Suppose you pack your bags and run away at .99c. I know too little to
compute the fraction of UFAIs randomly selected from the class that
meddling dabblers are likely to create, that would run after you at .995c.
But I guess that the fraction is very high. Why would a paperclip
maximizer do this? Because you might compete with it for paperclip
resources if you escaped. If you have any hope of creating an FAI on board
your fleeing vessel, the future of almost any UFAI that doesn't slip out of
the universe entirely (and those might not present a danger in the first
place) is more secure if it kills you than if it lets you flee.
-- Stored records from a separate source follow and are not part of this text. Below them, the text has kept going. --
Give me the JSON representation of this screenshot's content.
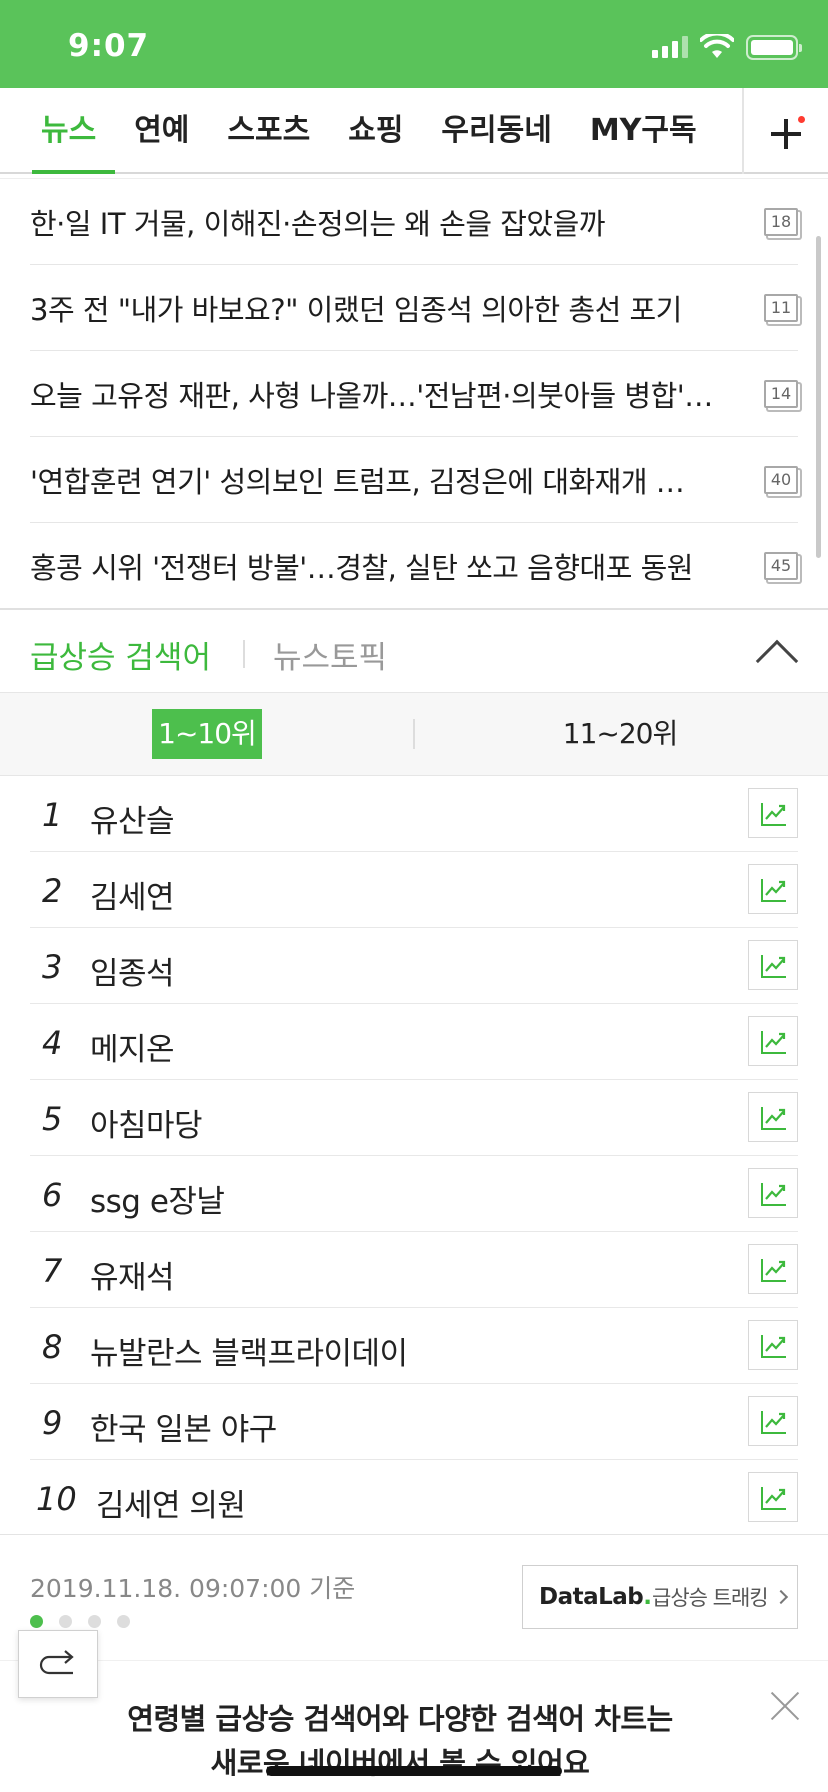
{
  "status": {
    "time": "9:07"
  },
  "tabs": [
    "뉴스",
    "연예",
    "스포츠",
    "쇼핑",
    "우리동네",
    "MY구독"
  ],
  "news": [
    {
      "title": "한·일 IT 거물, 이해진·손정의는 왜 손을 잡았을까",
      "comments": "18"
    },
    {
      "title": "3주 전 \"내가 바보요?\" 이랬던 임종석 의아한 총선 포기",
      "comments": "11"
    },
    {
      "title": "오늘 고유정 재판, 사형 나올까…'전남편·의붓아들 병합'…",
      "comments": "14"
    },
    {
      "title": "'연합훈련 연기' 성의보인 트럼프, 김정은에 대화재개 …",
      "comments": "40"
    },
    {
      "title": "홍콩 시위 '전쟁터 방불'…경찰, 실탄 쏘고 음향대포 동원",
      "comments": "45"
    }
  ],
  "trend": {
    "title": "급상승 검색어",
    "topic_tab": "뉴스토픽",
    "seg_active": "1~10위",
    "seg_other": "11~20위",
    "ranks": [
      {
        "num": "1",
        "keyword": "유산슬"
      },
      {
        "num": "2",
        "keyword": "김세연"
      },
      {
        "num": "3",
        "keyword": "임종석"
      },
      {
        "num": "4",
        "keyword": "메지온"
      },
      {
        "num": "5",
        "keyword": "아침마당"
      },
      {
        "num": "6",
        "keyword": "ssg e장날"
      },
      {
        "num": "7",
        "keyword": "유재석"
      },
      {
        "num": "8",
        "keyword": "뉴발란스 블랙프라이데이"
      },
      {
        "num": "9",
        "keyword": "한국 일본 야구"
      },
      {
        "num": "10",
        "keyword": "김세연 의원"
      }
    ],
    "timestamp": "2019.11.18. 09:07:00 기준",
    "datalab_brand": "DataLab",
    "datalab_dot": ".",
    "datalab_text": "급상승 트래킹"
  },
  "banner": {
    "line1": "연령별 급상승 검색어와 다양한 검색어 차트는",
    "line2": "새로운 네이버에서 볼 수 있어요"
  },
  "colors": {
    "brand_green": "#5ac35a",
    "accent_green": "#3db93d"
  }
}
The faster
you run, the less subjective time you have on board the ship before someone
catches up with you, owing to lightspeed effects.
Suppose it doesn't run after you. In that case, if more than one group
escapes, say, 10 groups, then any one of them can also potentially create
an UFAI that will chase after you at .995c.
Suppose only one group escapes. If you have any kind of potential for
growth, any ability to colonize the galaxy and turn into something
interesting, you *still* have to solve the FAI problem before you can do it.
Running away is a good strategy for dealing with bioviruses and military
nanotech. AI rather less so.
I also dispute that you would have .99c-capable escape vehicles
*immediately* after nanotech is developed. It seems likely to me that
years, perhaps a decade or more, would lapse between the development of
absurdly huge nanocomputers and workable escape vehicles. It's not just
the design, it's the debugging. Computers you can tile. Of course
there'll also be a lag between delivery of nanocomputers and when an UFAI
pops out. I merely point out the additional problem.